Sabato, 17 Ottobre 2015 00:00

Andy Warhol al G.A.M. di Bologna

Bologna - La Galleria d'Arte Maggiore G.A.M. di Bologna apre la stagione espositiva autunnale con una mostra dedicata ad Andy Warhol, figura incredibilmente versatile e dinamica che, a vent'anni dalla morte, continua a rimanere uno dei personaggi più influenti dell'arte e della cultura contemporanea.

La mostra – curata da Franco e Roberta Calarota e fortemente voluta dalla figlia Alessia, attuale direttrice – rende omaggio al ricco percorso artistico del maestro della Pop Art americana, capace di lasciare un segno indelebile non solo nel mondo dell'arte ma anche in quello della musica, del cinema e della moda. Un grande rivoluzionario quindi che, più di chiunque altro, ha compreso e interpretato i tratti della società del XX secolo per modificare per sempre il significato profondo che attribuiamo oggi alla parola "Arte".

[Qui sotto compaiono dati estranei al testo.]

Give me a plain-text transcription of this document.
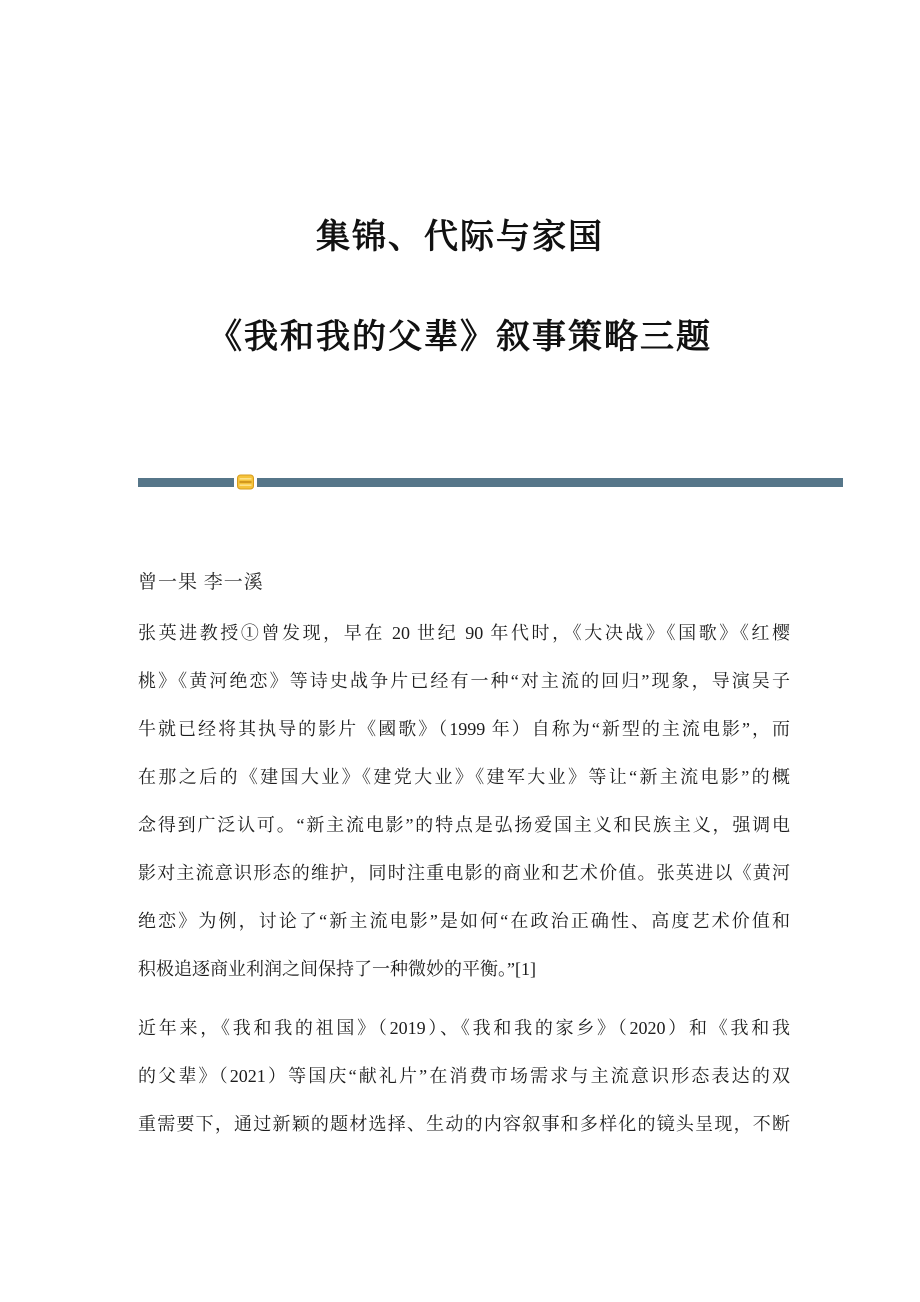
集锦、代际与家国
《我和我的父辈》叙事策略三题
曾一果 李一溪
张英进教授①曾发现，早在 20 世纪 90 年代时，《大决战》《国歌》《红樱
桃》《黄河绝恋》等诗史战争片已经有一种“对主流的回归”现象，导演吴子
牛就已经将其执导的影片《國歌》（1999 年）自称为“新型的主流电影”，而
在那之后的《建国大业》《建党大业》《建军大业》等让“新主流电影”的概
念得到广泛认可。“新主流电影”的特点是弘扬爱国主义和民族主义，强调电
影对主流意识形态的维护，同时注重电影的商业和艺术价值。张英进以《黄河
绝恋》为例，讨论了“新主流电影”是如何“在政治正确性、高度艺术价值和
积极追逐商业利润之间保持了一种微妙的平衡。”[1]
近年来，《我和我的祖国》（2019）、《我和我的家乡》（2020）和《我和我
的父辈》（2021）等国庆“献礼片”在消费市场需求与主流意识形态表达的双
重需要下，通过新颖的题材选择、生动的内容叙事和多样化的镜头呈现，不断
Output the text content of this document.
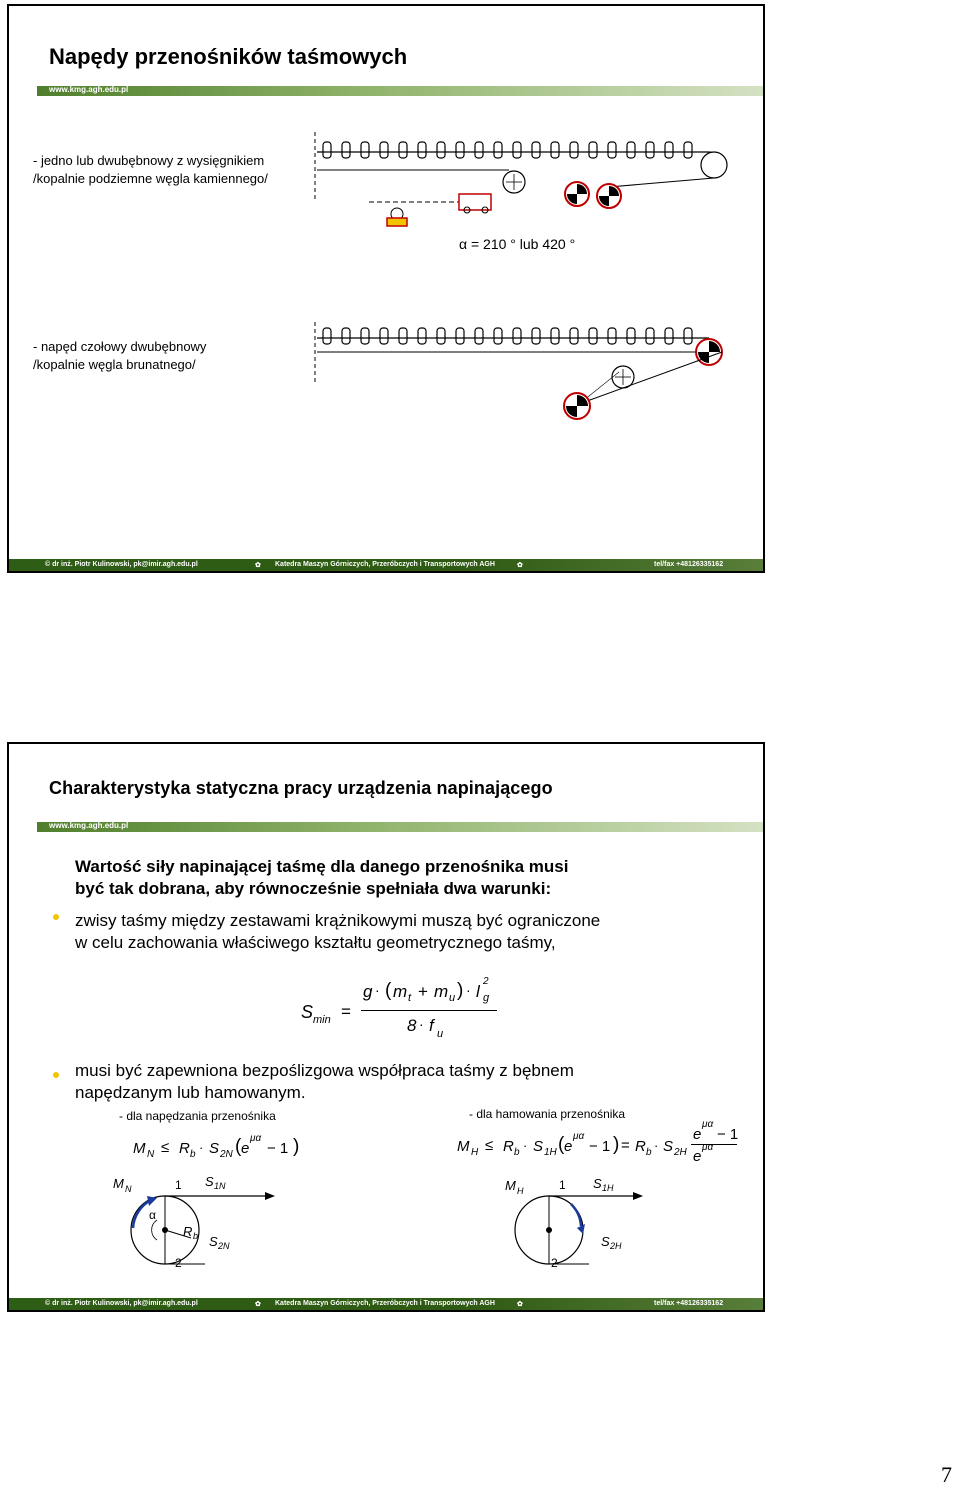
Napędy przenośników taśmowych
www.kmg.agh.edu.pl
- jedno lub dwubębnowy z wysięgnikiem
/kopalnie podziemne węgla kamiennego/
α = 210 ° lub 420 °
- napęd czołowy dwubębnowy
/kopalnie węgla brunatnego/
© dr inż. Piotr Kulinowski, pk@imir.agh.edu.pl	✿ Katedra Maszyn Górniczych, Przeróbczych i Transportowych AGH	✿	tel/fax +48126335162
Charakterystyka statyczna pracy urządzenia napinającego
www.kmg.agh.edu.pl
Wartość siły napinającej taśmę dla danego przenośnika musi
być tak dobrana, aby równocześnie spełniała dwa warunki:
zwisy taśmy między zestawami krążnikowymi muszą być ograniczone
w celu zachowania właściwego kształtu geometrycznego taśmy,
S min =
g · ( m t + m u ) · l
2
g
8 · f u
musi być zapewniona bezpoślizgowa współpraca taśmy z bębnem
napędzanym lub hamowanym.
- dla napędzania przenośnika	- dla hamowania przenośnika
M N ≤ R b · S 2N ( e
μα
− 1 )	M H ≤ R b · S 1H ( e
μα
− 1 ) = R b · S 2H
e
μα
− 1
e
μα
M N	1 S 1N
α
R b S 2N
2
M H	1 S 1H
S 2H
2
© dr inż. Piotr Kulinowski, pk@imir.agh.edu.pl	✿ Katedra Maszyn Górniczych, Przeróbczych i Transportowych AGH	✿	tel/fax +48126335162
7
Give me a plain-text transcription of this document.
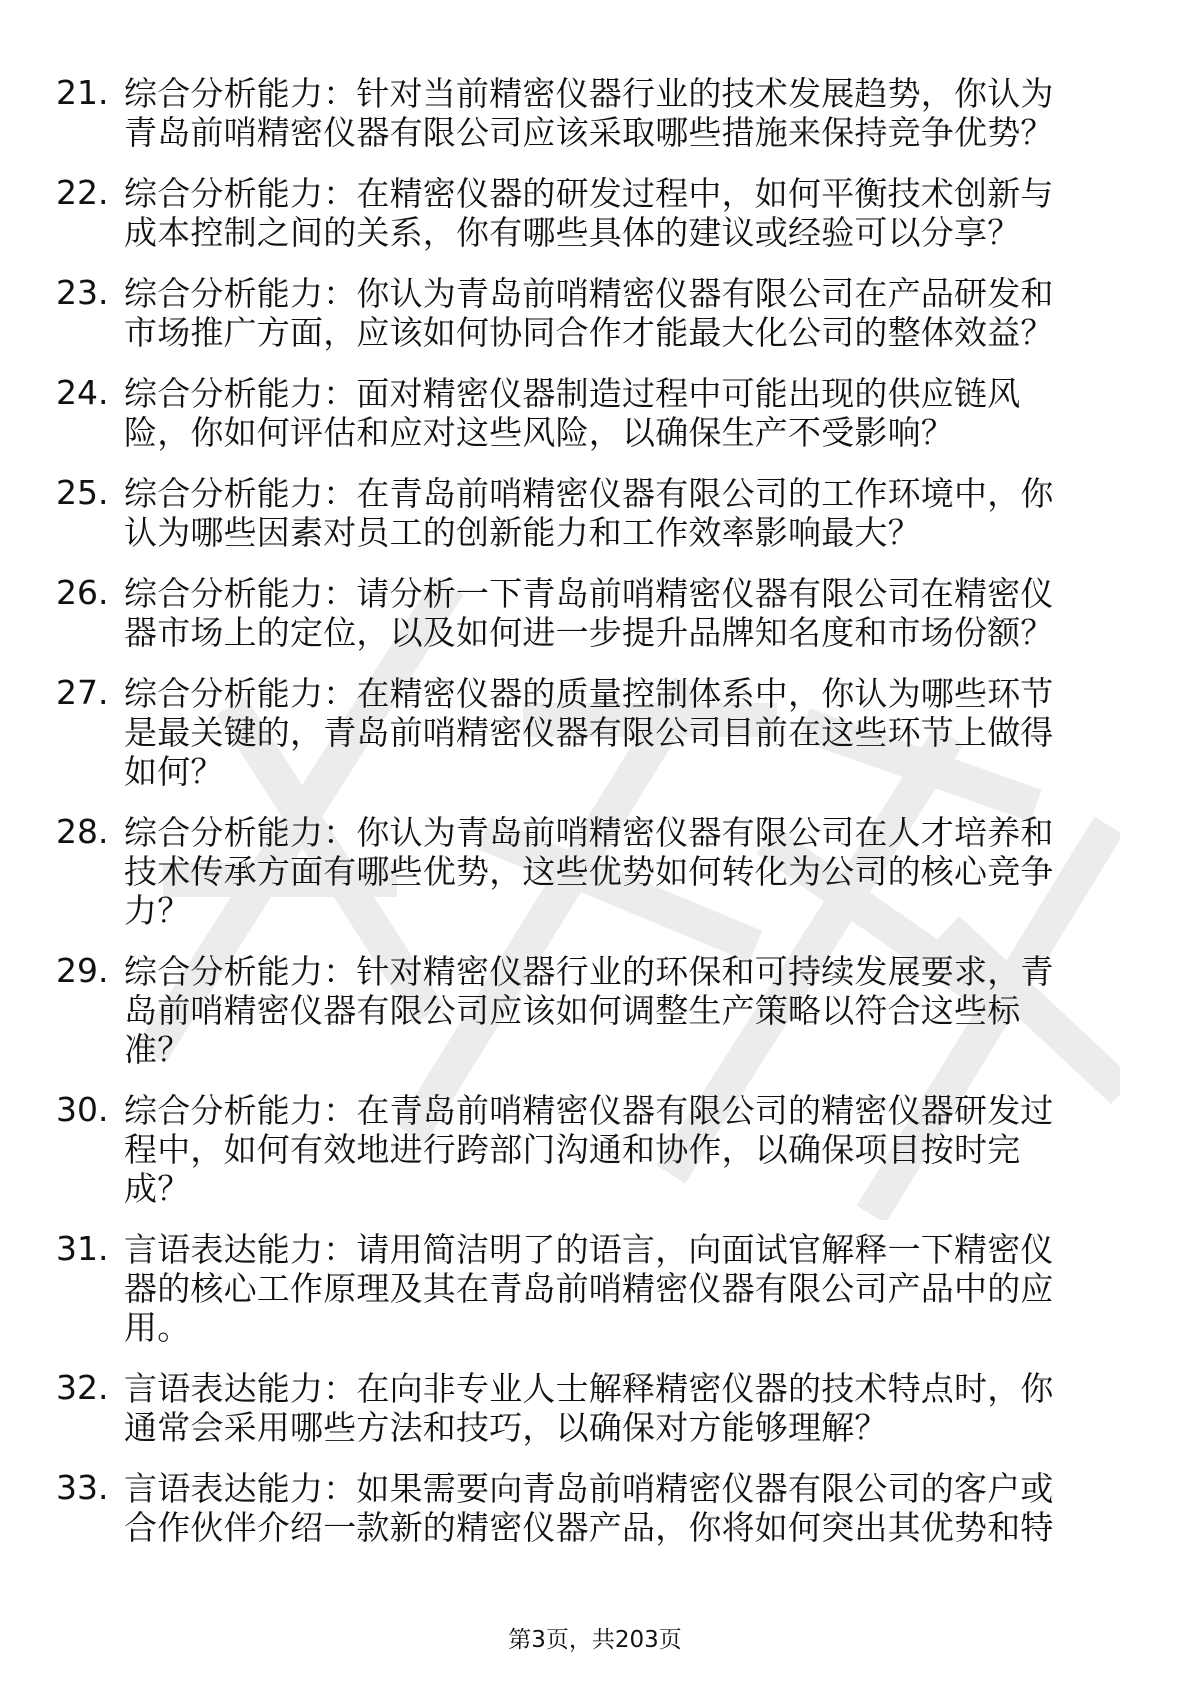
21. 综合分析能力：针对当前精密仪器行业的技术发展趋势，你认为
青岛前哨精密仪器有限公司应该采取哪些措施来保持竞争优势？
22. 综合分析能力：在精密仪器的研发过程中，如何平衡技术创新与
成本控制之间的关系，你有哪些具体的建议或经验可以分享？
23. 综合分析能力：你认为青岛前哨精密仪器有限公司在产品研发和
市场推广方面，应该如何协同合作才能最大化公司的整体效益？
24. 综合分析能力：面对精密仪器制造过程中可能出现的供应链风
险，你如何评估和应对这些风险，以确保生产不受影响？
25. 综合分析能力：在青岛前哨精密仪器有限公司的工作环境中，你
认为哪些因素对员工的创新能力和工作效率影响最大？
26. 综合分析能力：请分析一下青岛前哨精密仪器有限公司在精密仪
器市场上的定位，以及如何进一步提升品牌知名度和市场份额？
27. 综合分析能力：在精密仪器的质量控制体系中，你认为哪些环节
是最关键的，青岛前哨精密仪器有限公司目前在这些环节上做得
如何？
28. 综合分析能力：你认为青岛前哨精密仪器有限公司在人才培养和
技术传承方面有哪些优势，这些优势如何转化为公司的核心竞争
力？
29. 综合分析能力：针对精密仪器行业的环保和可持续发展要求，青
岛前哨精密仪器有限公司应该如何调整生产策略以符合这些标
准？
30. 综合分析能力：在青岛前哨精密仪器有限公司的精密仪器研发过
程中，如何有效地进行跨部门沟通和协作，以确保项目按时完
成？
31. 言语表达能力：请用简洁明了的语言，向面试官解释一下精密仪
器的核心工作原理及其在青岛前哨精密仪器有限公司产品中的应
用。
32. 言语表达能力：在向非专业人士解释精密仪器的技术特点时，你
通常会采用哪些方法和技巧，以确保对方能够理解？
33. 言语表达能力：如果需要向青岛前哨精密仪器有限公司的客户或
合作伙伴介绍一款新的精密仪器产品，你将如何突出其优势和特
第3页，共203页
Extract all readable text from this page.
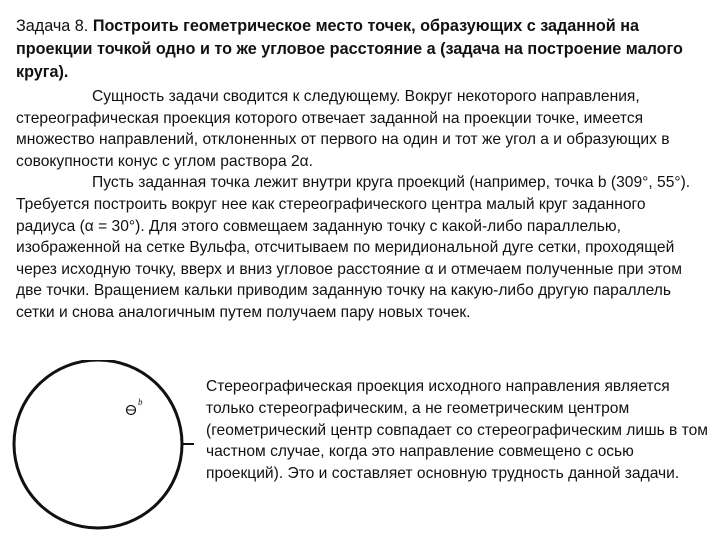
Задача 8. Построить геометрическое место точек, образующих с заданной на проекции точкой одно и то же угловое расстояние a (задача на построение малого круга).

Сущность задачи сводится к следующему. Вокруг некоторого направления, стереографическая проекция которого отвечает заданной на проекции точке, имеется множество направлений, отклоненных от первого на один и тот же угол a и образующих в совокупности конус с углом раствора 2α.

Пусть заданная точка лежит внутри круга проекций (например, точка b (309°, 55°). Требуется построить вокруг нее как стереографического центра малый круг заданного радиуса (α = 30°). Для этого совмещаем заданную точку с какой-либо параллелью, изображенной на сетке Вульфа, отсчитываем по меридиональной дуге сетки, проходящей через исходную точку, вверх и вниз угловое расстояние α и отмечаем полученные при этом две точки. Вращением кальки приводим заданную точку на какую-либо другую параллель сетки и снова аналогичным путем получаем пару новых точек.

b
Стереографическая проекция исходного направления является только стереографическим, а не геометрическим центром (геометрический центр совпадает со стереографическим лишь в том частном случае, когда это направление совмещено с осью проекций). Это и составляет основную трудность данной задачи.
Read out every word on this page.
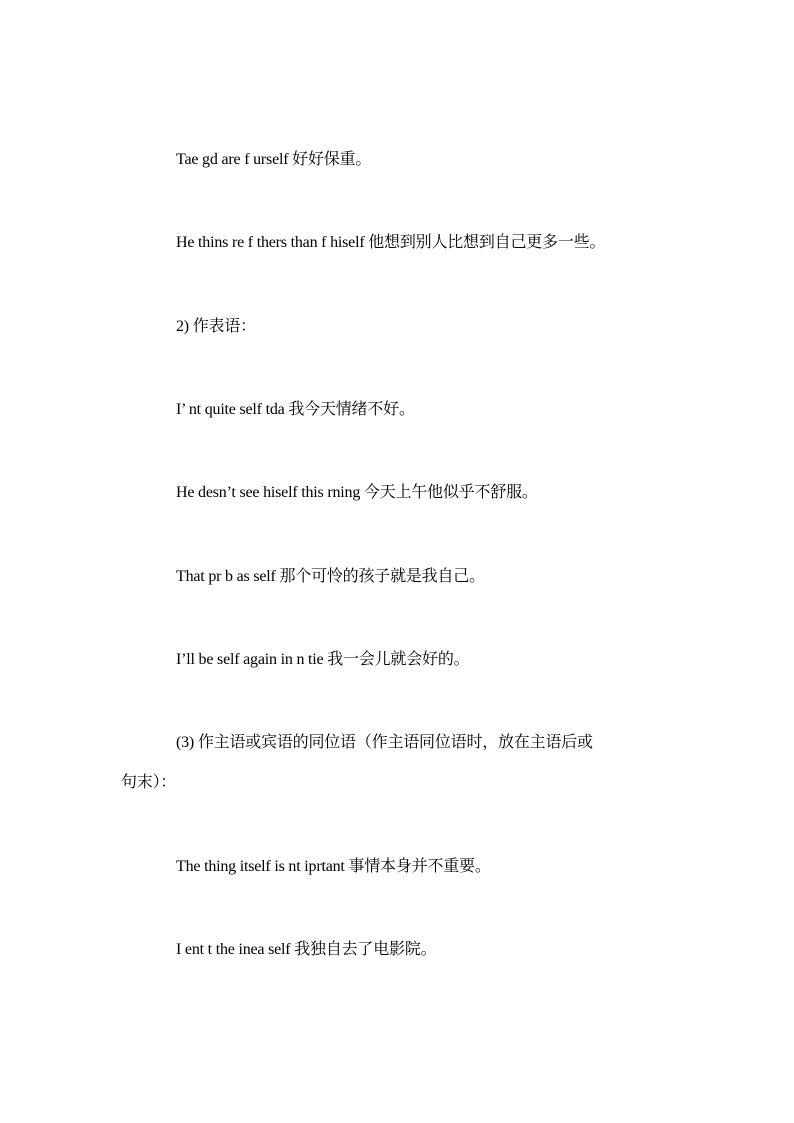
Tae gd are f urself 好好保重。
He thins re f thers than f hiself 他想到别人比想到自己更多一些。
2) 作表语：
I’ nt quite self tda 我今天情绪不好。
He desn’t see hiself this rning 今天上午他似乎不舒服。
That pr b as self 那个可怜的孩子就是我自己。
I’ll be self again in n tie 我一会儿就会好的。
(3) 作主语或宾语的同位语（作主语同位语时，放在主语后或
句末）：
The thing itself is nt iprtant 事情本身并不重要。
I ent t the inea self 我独自去了电影院。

Ripercorrere il percorso creativo di Andy Warhol (Pittsburg, 1928 – New York, 1987) significa comprendere gli snodi che hanno rivoluzionato l'arte dei nostri tempi. L'artista ha infatti colto alcune delle suggestioni più intriganti della storia dell'arte che lo ha preceduto – dalla decontestualizzazione dei Ready Made di Marcel Duchamp alla ripetizione differente operata da Giorgio de Chirico - per dare loro un seguito nuovo, calato negli anni del boom economico, delle celebrità mediatiche (scegliendo come soggetti Marilyn Monroe, Mao Tse-Tung, Jacqueline Kennedy) e della pubblicità commerciale (con le famose bottiglie di Coca-Cola o gli ancora più noti Barattoli di Campbell Soup). Portando gli scaffali del supermercato all'interno di un museo, Warhol continua a riflettere sulla forza della decontestualizzazione degli oggetti di Duchampiana memoria condividendo con questi il prelievo tale e quale di una porzione di realtà per trasportarla altrove e si fa artefice principale del definitivo abbattimento delle ormai anacronistiche barriere tra cultura alta e bassa, o per meglio dire "popolare".

Il concetto di "Pop" non si riferisce infatti all'idea di creare un'arte "del popolo" o "per il popolo" ma piuttosto di guardare all'immaginario della cultura di massa per elevarlo allo stato di arte. Per rendere semplici oggetti senza significato delle icone, Warhol capisce però l'importanza di affiancare al concetto dello straniamento dadaista, la pratica della ripetizione, ancora una volta dimostrando la capacità di assorbire le tendenze della società di quegli anni in cui la produzione in serie si era imposta con forza. La ripetizione differente trova un grande maestro e un illustre predecessore in Giorgio de Chirico, che negli anni della Neo-metafisica torna a citare se stesso in un gioco di corsi e ricorsi e ha conseguenze dirette anche sulle tecniche artistiche adottate da Warhol: nella sua produzione si assiste a un progressivo abbandono della pittura a favore della serigrafia, tecnica che consente la produzione di immagini in serie proprio come le industrie capitalistiche realizzano in massa prodotti per i consumatori. Se negli anni Quaranta-Cinquanta, con Jackson Pollock e gli Informali, l'importanza veniva data alla manualità, al gesto dell'artista che imponeva sulla tela segni e materia, ora al centro viene posta l'idea, il pregetto, il pensiero che produce l'opera, con evidenti fortissime conseguenze sulle tendenze in cui si è poi mossa l'arte in anni più recenti.

Il quadro tracciato da Andy Wahrol è quello di un artista costantemente in bilico tra la critica e l'ammirazione per un sistema che seppur fondato su basi estremamente controverse, è anche uno straordinario esempio di democrazia: “perfino il più povero può bere la stessa Coca-Cola che beve Jimmy Carter o Liz Taylor”. La Galleria d'Arte Maggiore si prepara ad accogliere la prima monografica sull'artista, mettendo come sempre in evidenza i legami con la storia e gli influssi sulle generazioni successive e continuando l'approfondimento sulle figure più rilevanti della storia dell'arte.